I found a bug I had in the method. If I used a position vector of another object in for the LookAt function that vector would have taken directly from the objects modelview matrix. It’s w-component (the 4th component) would then be 1. This however would have influence on the new base I build in the LookAt method and finally could cause strange behaviour (eg the Vectors magintude would be larger than it is, because of it’s w-component not beeing 0 etc).
I fixed that. However, the bug remained.

I then looked into translation method. Nothing spectacular happening there. I only add direction * velocity to the position vector. I figured the method should work.

Finally I looked into my rotation method. For rotating an object I use OpenGL functions. I load the objects modelview matri onto the OpenGL matrix stack, call Rotatef and restore it into the objects local copy with glGetFloatv. When I stepped through this method I recognized that even if I provided the glRotatef function with all zeros as parameters for x,y,z it would actually alter the matrix. It didn’t change it drastically, but a few digits behind the decimal point the values would be slightly smaller than before the call. The glRotatef function seemed to shrink my matrix by a small amount each time I called it with all x,y,z zeros.
Because I was calling the rotate method each time before I renedered the scene using mouse deltas (for mouse view) my camera’s modelview matrix would slowly be crunshed to death.
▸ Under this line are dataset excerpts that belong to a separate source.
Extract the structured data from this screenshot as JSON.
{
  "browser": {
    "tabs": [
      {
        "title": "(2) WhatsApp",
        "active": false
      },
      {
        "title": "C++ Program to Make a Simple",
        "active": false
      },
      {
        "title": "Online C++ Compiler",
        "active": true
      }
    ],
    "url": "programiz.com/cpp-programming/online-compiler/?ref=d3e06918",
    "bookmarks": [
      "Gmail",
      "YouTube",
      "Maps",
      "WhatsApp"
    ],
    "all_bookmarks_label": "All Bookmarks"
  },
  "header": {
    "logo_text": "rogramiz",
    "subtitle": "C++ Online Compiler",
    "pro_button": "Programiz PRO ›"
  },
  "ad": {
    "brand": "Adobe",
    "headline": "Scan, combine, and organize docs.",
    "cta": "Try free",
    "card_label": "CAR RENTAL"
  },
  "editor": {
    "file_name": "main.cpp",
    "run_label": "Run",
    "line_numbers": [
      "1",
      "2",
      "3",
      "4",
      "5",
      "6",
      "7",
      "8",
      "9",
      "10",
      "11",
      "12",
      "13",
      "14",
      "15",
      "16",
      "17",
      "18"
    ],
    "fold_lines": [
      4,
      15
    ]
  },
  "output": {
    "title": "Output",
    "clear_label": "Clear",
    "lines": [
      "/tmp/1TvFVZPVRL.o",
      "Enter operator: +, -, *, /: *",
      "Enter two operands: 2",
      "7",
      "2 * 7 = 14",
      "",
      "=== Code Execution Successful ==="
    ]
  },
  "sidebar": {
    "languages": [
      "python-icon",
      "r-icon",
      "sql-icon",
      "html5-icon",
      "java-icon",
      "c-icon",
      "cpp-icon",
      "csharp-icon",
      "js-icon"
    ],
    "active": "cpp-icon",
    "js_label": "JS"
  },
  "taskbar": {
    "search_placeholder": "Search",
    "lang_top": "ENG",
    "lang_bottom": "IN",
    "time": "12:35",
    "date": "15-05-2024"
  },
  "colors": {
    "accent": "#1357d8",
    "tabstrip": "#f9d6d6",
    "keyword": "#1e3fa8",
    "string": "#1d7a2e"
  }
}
I simply added a check if all parameters are set to 0 and then wouldn’t call glRotatef. However, I believe this is non-intended behaviour and should be considered a bug in OpenGL - or am I wrong?

PS: I still don’t know though why the problem would only occur after I called LookAt. There doesnÄt seem to be any other connection with that method up until now.

The glRotatef function seemed to shrink my matrix by a small amount each time I called it with all x,y,z zeros.
Because I was calling the rotate method each time before I rendered the scene using mouse deltas (for mouse view) my camera’s modelview matrix would slowly be crunshed to death.

This behavior is normal. Don’t call glRotate multiple time like this: glRotatef(delta,…);. It’s better to calculate the final rotation angle of an object like this: object_rotation += delta then call once glRotatef(object_rotation,…). So your matrix will not vanish in time. This is due to floating precision error accumulation.